そればかりか、この家に遊びに来るたびに、ゲームのソフトやらマンガやら、おみやげを用意してくれている。ママは、「初孫だからって、あんまりあまやかさないで」といやな顔をするけれど、美月はとてもしあわせだ。

それなのに、朋子には、つまりこどものときのママには、チャーチャンは何も買ってあげない。組みひももさわらせないし、ジージとさかな釣りに行くのも許してあげない。お手伝いは朋子にばかり押しつける。おまけに、朋子だけができそこないだ、みたいなことを言ったらしい。

信じたくはないけれど、ママの言うとおり、チャーチャンはママのことをいらないこどもだと思っているのだろうか……。

パタパタとほし残しのせんたく物がはためいた。風が強くなってきたみたいだ。

美月は湖の方に目をやった。波がさっきより高くなっている。

と、そのとき、美月は何かの気配を感じて、さっき走ってきた道路の方を振り向いた。

でもだれもいない。道ばたのセイヨウタンポポの綿毛が風に舞っているだけだった。

「そうだ!」

とつぜん、朋子が声を上げた。

「ねえ、あんた、うちのママのこどもになりなよ。」

「なんですって?」

朋子は、おどろく美月の肩に手を置いて、じっと美月を見つめた。

「だってあんた、あんたのママとケンカしたんでしょ。それで家出してきたんでしょ。だったらいいじゃない。あたしの身代わりにあたしのママのこどもになるのよ。」

美月は朋子がじょうだんを言っているのかと思った。でも、朋子のひとみは真剣そのものだ。

そりゃ、あたしはジージとチャーチャンのこどもになってもいいけど……。

「でも、あなたはどうするの。」

美月がたずねると、朋子は美月の肩から手を離して目を細めた。

「あたしも飛んで行くの。」

「え?」

何を言ってるんだろう、ママは?

美月は朋子の言っていることが飲みこめない。すると朋子はかんで含めるように話を続けた。

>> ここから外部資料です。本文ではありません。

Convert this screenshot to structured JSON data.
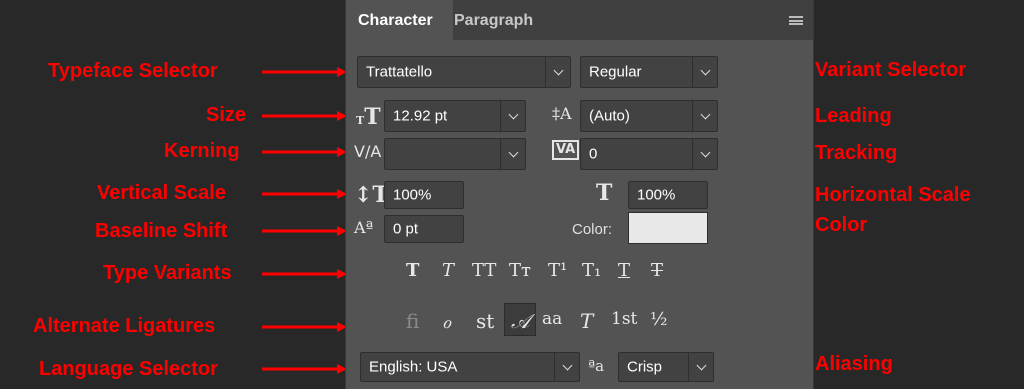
{
  "tabs": {
    "character": "Character",
    "paragraph": "Paragraph"
  },
  "font": {
    "typeface": "Trattatello",
    "variant": "Regular"
  },
  "size": "12.92 pt",
  "leading": "(Auto)",
  "kerning": "",
  "tracking": "0",
  "vertical_scale": "100%",
  "horizontal_scale": "100%",
  "baseline_shift": "0 pt",
  "color": {
    "label": "Color:",
    "value": "#e8e8e8"
  },
  "type_variants": [
    "T",
    "T",
    "TT",
    "Tт",
    "T¹",
    "T₁",
    "T",
    "T"
  ],
  "ligatures": [
    "ﬁ",
    "ℴ",
    "st",
    "𝒜",
    "aa",
    "𝑇",
    "1st",
    "½"
  ],
  "language": "English: USA",
  "aliasing": "Crisp",
  "aliasing_icon": "ªa",
  "annotations": {
    "typeface": "Typeface Selector",
    "size": "Size",
    "kerning": "Kerning",
    "vertical_scale": "Vertical Scale",
    "baseline_shift": "Baseline Shift",
    "type_variants": "Type Variants",
    "ligatures": "Alternate Ligatures",
    "language": "Language Selector",
    "variant": "Variant Selector",
    "leading": "Leading",
    "tracking": "Tracking",
    "horizontal_scale": "Horizontal Scale",
    "color": "Color",
    "aliasing": "Aliasing"
  },
  "annotation_color": "#ff0000"
}
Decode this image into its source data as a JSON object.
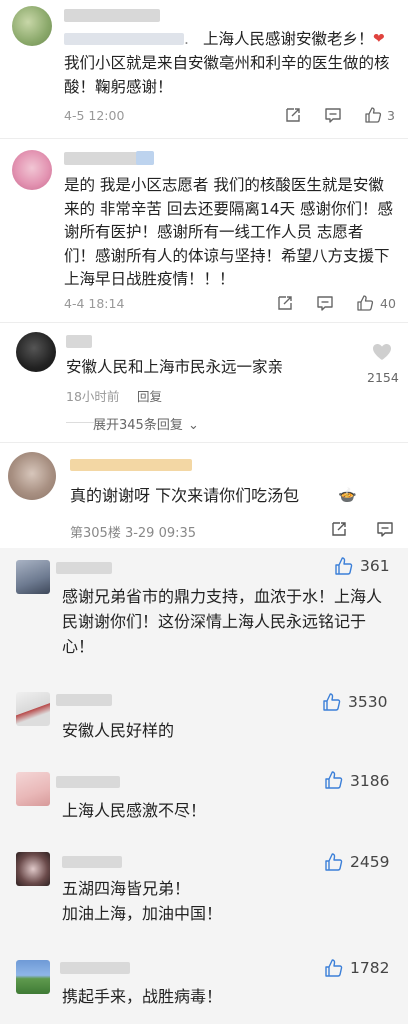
{
  "comments": [
    {
      "mention_suffix": ".",
      "text_line1": "上海人民感谢安徽老乡！",
      "heart": "❤",
      "text_rest": "我们小区就是来自安徽亳州和利辛的医生做的核酸！鞠躬感谢！",
      "time": "4-5 12:00",
      "likes": "3"
    },
    {
      "text": "是的 我是小区志愿者 我们的核酸医生就是安徽来的 非常辛苦 回去还要隔离14天 感谢你们！感谢所有医护！感谢所有一线工作人员 志愿者们！感谢所有人的体谅与坚持！希望八方支援下 上海早日战胜疫情！！！",
      "time": "4-4 18:14",
      "likes": "40"
    },
    {
      "text": "安徽人民和上海市民永远一家亲",
      "time": "18小时前",
      "reply_label": "回复",
      "likes": "2154",
      "expand_label": "展开345条回复"
    },
    {
      "text": "真的谢谢呀 下次来请你们吃汤包",
      "emoji": "🍲",
      "floor_time": "第305楼  3-29 09:35"
    }
  ],
  "section2": [
    {
      "text": "感谢兄弟省市的鼎力支持，血浓于水！上海人民谢谢你们！这份深情上海人民永远铭记于心！",
      "likes": "361"
    },
    {
      "text": "安徽人民好样的",
      "likes": "3530"
    },
    {
      "text": "上海人民感激不尽！",
      "likes": "3186"
    },
    {
      "text": "五湖四海皆兄弟！\n加油上海，加油中国！",
      "likes": "2459"
    },
    {
      "text": "携起手来，战胜病毒！",
      "likes": "1782"
    }
  ],
  "colors": {
    "accent_heart": "#e0433e",
    "link_blue": "#4a7fd6",
    "gray_bg": "#f4f4f4"
  }
}
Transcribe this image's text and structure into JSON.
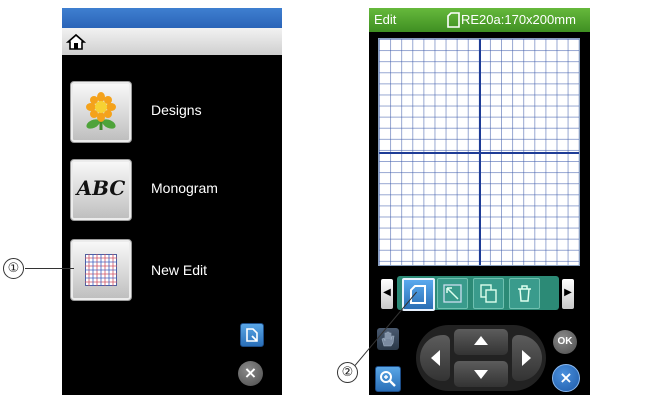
{
  "left_screen": {
    "menu": [
      {
        "label": "Designs",
        "icon": "sunflower-icon"
      },
      {
        "label": "Monogram",
        "icon": "abc-monogram-icon",
        "icon_text": "ABC"
      },
      {
        "label": "New Edit",
        "icon": "grid-edit-icon"
      }
    ],
    "home_icon": "home-icon",
    "bottom_buttons": [
      {
        "icon": "edit-mode-icon"
      },
      {
        "icon": "close-icon",
        "glyph": "×"
      }
    ]
  },
  "right_screen": {
    "mode_label": "Edit",
    "hoop_label": "RE20a:170x200mm",
    "hoop_icon": "hoop-icon",
    "toolbar": [
      {
        "icon": "hoop-select-icon",
        "selected": true
      },
      {
        "icon": "layout-icon",
        "selected": false
      },
      {
        "icon": "copy-icon",
        "selected": false
      },
      {
        "icon": "delete-icon",
        "selected": false
      }
    ],
    "toolbar_arrows": {
      "left": "◀",
      "right": "▶"
    },
    "bottom": {
      "hand_icon": "hand-icon",
      "zoom_icon": "zoom-icon",
      "ok_label": "OK",
      "close_glyph": "×"
    }
  },
  "callouts": [
    {
      "number": "①"
    },
    {
      "number": "②"
    }
  ],
  "colors": {
    "left_topbar": "#2a64b8",
    "right_topbar": "#3f8f22",
    "screen_bg": "#000000",
    "grid_line": "#5a7ab0",
    "grid_center": "#1e3c96",
    "toolbar_active": "#2f6ea8",
    "toolbar_inactive": "#2f7a78"
  }
}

「『おてんばさん』よ。あんたとおんなじように、『おてんばさん』の丘から、アーチをくぐって飛んで行くのよ。それであたしをかわいがってくれるママを見つけて、そのひとのこどもになるの。」

でも、あたしが、ママの身代わりにチャーチャンのこどもになって、それでママが別のだれかのこどもになるってことは、つまり、ええっと、どういうこと……?

美月は頭がこんがらがってきた。

「それに身代わりって言ったって、そんなのすぐにチャーチャン、えっと、あなたのママや、お姉ちゃんや悠子ちゃんにばれるじゃない。」

朋子はニヤッと笑った。

「精霊にたのめばいいわ。」

「精霊?」

「だって、あんた言ってたじゃない。『おてんばさん』には精霊がいて、ママとけんかしたおんなの子の願いを聞いてくれるって。ばれないように魔法をかけてもらうのよ。」

「でもそれは、あたしじゃなくて、明日香の話よ。それにだいいち精霊なんていなかったわ。」

そう答えたものの、美月は、あれっ、何かがちがうと、感じていた。

朋子のがっかりしたような顔を見ながら、美月はもういちど明日香の言葉を思い出そうとした。

たしか、明日香は、おばあちゃんから聞いたって言ってたわ。『おてんばさん』には精霊が宿っている。その精霊は、ママとけんかしたおてんばなおんなの子がやってくると、現れる……。ううん、そうじゃなくって……。

そのとき美月はハッと思い出した。食べかけのメロンのような月のことを。そして明日香の言った言葉を。

「そうだ、さっきのお月様、満月じゃなかった。」

「え?」

朋子がけげんな顔で美月を見る。

「明日香、言ってた。『おてんばさん』の精霊は、満月の夜に現れるって。」

朋子はパチンと手をたたいた。

「それでよ。」

ふたりは空を見上げた。

日はだいぶんかたむき、湖に落っこちそうになっている。その反対側ではまん丸い月が、少しあかね色になった空にボンヤリと浮かんでいる。

美月と朋子は顔を見合わせた。

朋子はこっくりとうなずき、残っていたせんたく物を手早く取り込んで、玄関口に投げ入れると、走ってさっきの自転車を引っぱり出してきた。

「さあ、連れて行って。」

「でも。」

美月がためらっているのにはおかまいなく、朋子は少しほころびのあるサドルに腰を下ろすと、勢いよくペダルをこぎ出した。

「あっちね。」

「ちょっと待ってよ。」

美月はあとを追いかけた。

あんまりあわてていたので、銀色のオートバイとすれちがったのにも気がつかなかった。